Un valet de chambre, qui était auprès de lui depuis son enfance, m’apportait tous les matins une lettre : je ne devais pas douter qu’il ne vînt le lendemain à l’heure ordinaire, puisque son maître devait attendre son retour, pour monter à cheval ; je lui répétai, cependant, une infinité de fois, de ne pas manquer à me l’envoyer. Je me levai plus matin qu’à l’ordinaire. J’allai chercher Eugénie, uniquement pour lui parler du chagrin où j’étais de ce que Barbasan serait quelques jours absent.

L’heure où j’avais accoutumé d’attendre son homme n’était pas encore venue, que je m’impatientais de ce qu’il ne paraissait point. Ce fut bien autre chose, quand cette heure et plusieurs autres furent passées. Mon laquais, que j’envoyai aux nouvelles, après s’être fait attendre deux autres heures, qui me parurent deux années, vint me dire qu’il n’avait trouvé personne.

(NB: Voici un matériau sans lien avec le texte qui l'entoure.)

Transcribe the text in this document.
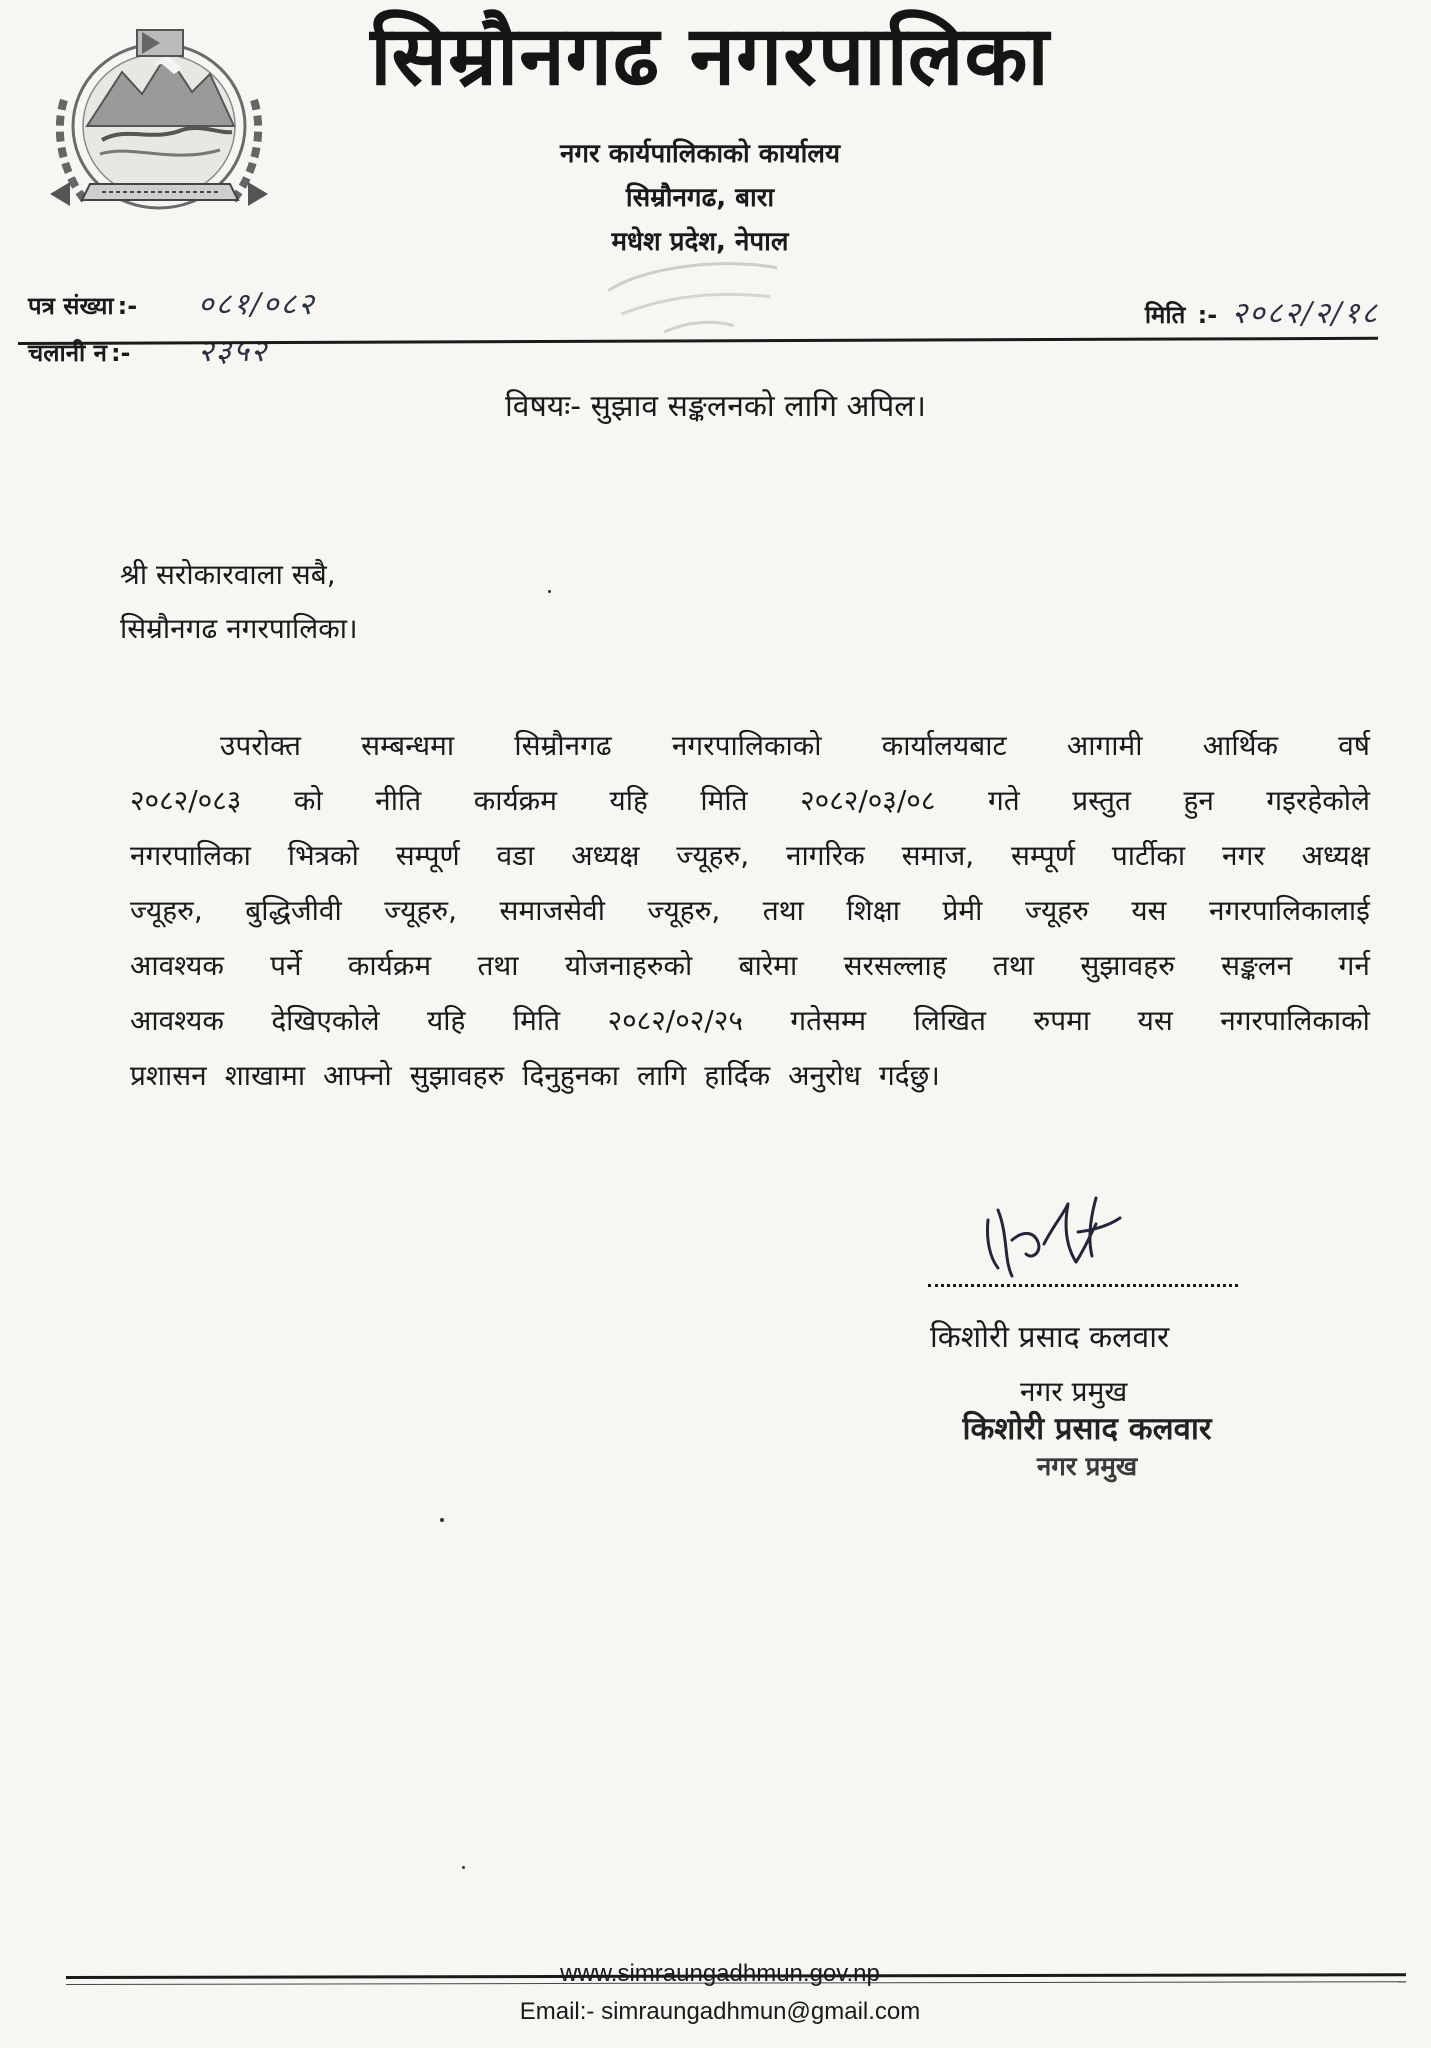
सिम्रौनगढ नगरपालिका
नगर कार्यपालिकाको कार्यालय
सिम्रौनगढ, बारा
मधेश प्रदेश, नेपाल
पत्र संख्या :-	०८१/०८२
चलानी न :-	२३५२
मिति :- २०८२/२/१८
विषयः- सुझाव सङ्कलनको लागि अपिल।
श्री सरोकारवाला सबै,
सिम्रौनगढ नगरपालिका।
उपरोक्त सम्बन्धमा सिम्रौनगढ नगरपालिकाको कार्यालयबाट आगामी आर्थिक वर्ष
२०८२/०८३ को नीति कार्यक्रम यहि मिति २०८२/०३/०८ गते प्रस्तुत हुन गइरहेकोले
नगरपालिका भित्रको सम्पूर्ण वडा अध्यक्ष ज्यूहरु, नागरिक समाज, सम्पूर्ण पार्टीका नगर अध्यक्ष
ज्यूहरु, बुद्धिजीवी ज्यूहरु, समाजसेवी ज्यूहरु, तथा शिक्षा प्रेमी ज्यूहरु यस नगरपालिकालाई
आवश्यक पर्ने कार्यक्रम तथा योजनाहरुको बारेमा सरसल्लाह तथा सुझावहरु सङ्कलन गर्न
आवश्यक देखिएकोले यहि मिति २०८२/०२/२५ गतेसम्म लिखित रुपमा यस नगरपालिकाको
प्रशासन शाखामा आफ्नो सुझावहरु दिनुहुनका लागि हार्दिक अनुरोध गर्दछु।
किशोरी प्रसाद कलवार
नगर प्रमुख
किशोरी प्रसाद कलवार
नगर प्रमुख
www.simraungadhmun.gov.np
Email:- simraungadhmun@gmail.com
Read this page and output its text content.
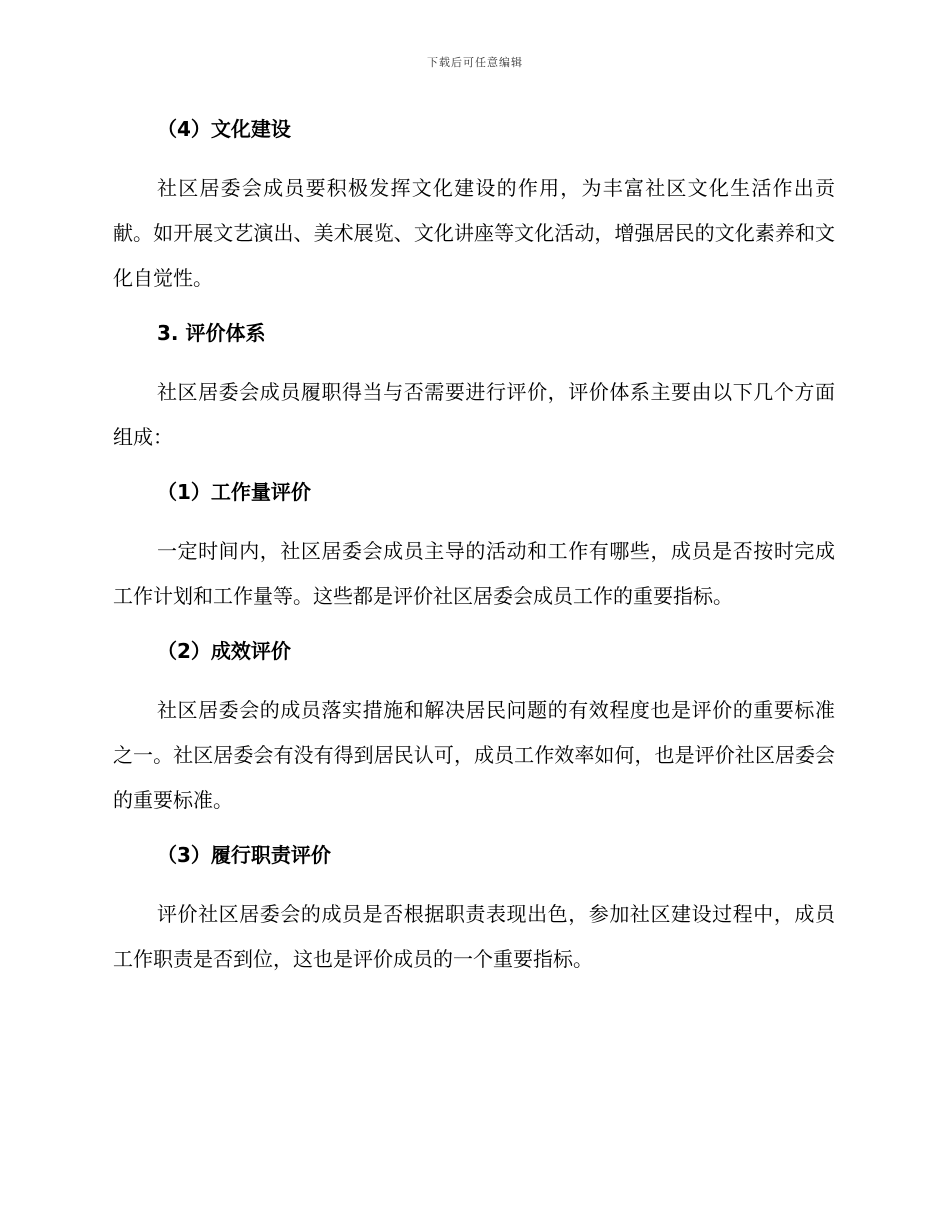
下载后可任意编辑
（4）文化建设

社区居委会成员要积极发挥文化建设的作用，为丰富社区文化生活作出贡献。如开展文艺演出、美术展览、文化讲座等文化活动，增强居民的文化素养和文化自觉性。

3. 评价体系

社区居委会成员履职得当与否需要进行评价，评价体系主要由以下几个方面组成：

（1）工作量评价

一定时间内，社区居委会成员主导的活动和工作有哪些，成员是否按时完成工作计划和工作量等。这些都是评价社区居委会成员工作的重要指标。

（2）成效评价

社区居委会的成员落实措施和解决居民问题的有效程度也是评价的重要标准之一。社区居委会有没有得到居民认可，成员工作效率如何，也是评价社区居委会的重要标准。

（3）履行职责评价

评价社区居委会的成员是否根据职责表现出色，参加社区建设过程中，成员工作职责是否到位，这也是评价成员的一个重要指标。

Je passai, de cette sorte, dans une agitation qui ne me permettait pas d’être un moment dans la même place, une grande partie de la journée. Quelqu’un vint alors avertir Eugénie qu’on la demandait à mon parloir. Cette nouveauté acheva de m’alarmer ; j’y courus ; j’y trouvai le vieux valet de chambre. Où est votre maître, lui dis-je, d’une voix tremblante ? Ah ! s’écria-t-il, tout est perdu !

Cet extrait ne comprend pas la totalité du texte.